Article ID: | iaor20112210 |
Volume: | 29 |
Issue: | 1-2 |
Start Page Number: | 33 |
End Page Number: | 48 |
Publication Date: | Jan 2011 |
Journal: | Journal of Operations Management |
Authors: | Roth Aleda V, Rosenzweig Eve D, Laseter Timothy M |
Keywords: | internet, e-commerce |
Consistent with emerging e‐services literature, our empirical results indicate that B2B e‐marketplaces serving industrial sectors that are a better fit with the Internet service delivery systems–by high information dependence and low information tacitness–have the highest likelihood of success, as do e‐marketplaces with service offerings that facilitate collaboration among multiple buyers and sellers. We also demonstrate the positive influence of consortium ownership structure on B2B e‐marketplace survival, albeit not for first‐mover consortia‐backed e‐marketplaces. Our findings contribute to the service operations strategy literature and provide direction for managers in the areas of e‐service strategy and investment. This paper contributes to the emerging area of e‐service strategy in the context of business‐to‐business (B2B) e‐marketplaces, which we view as Internet‐based service delivery systems that link sellers’ offerings to buyers. Although a myriad of new B2B e‐marketplaces were launched over the past decade, a substantial number failed shortly after the peak of the NASDAQ in 2000. The bursting of the Internet bubble provides a setting for assessing salient, theory‐based determinants of failure–and success.
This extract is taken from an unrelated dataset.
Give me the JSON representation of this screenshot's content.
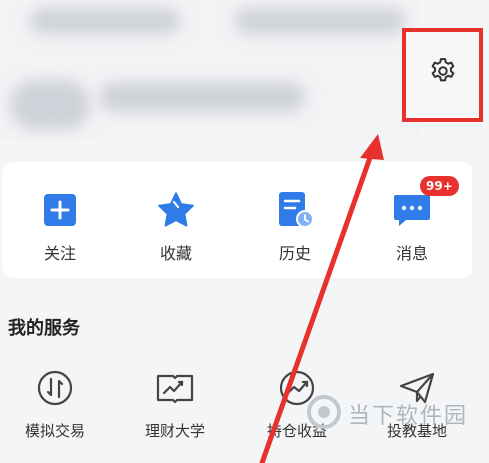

Accordingly, we apply a service operations strategy lens and complementary organizational theories to explain how three strategic factors–industrial sector characteristics, ownership structure, and functionality of service offering–may have influenced B2B e‐marketplaces’ odds of survival after the bubble. We empirically test these factors using logistic regression analysis on a sample of 854 B2B e‐marketplaces.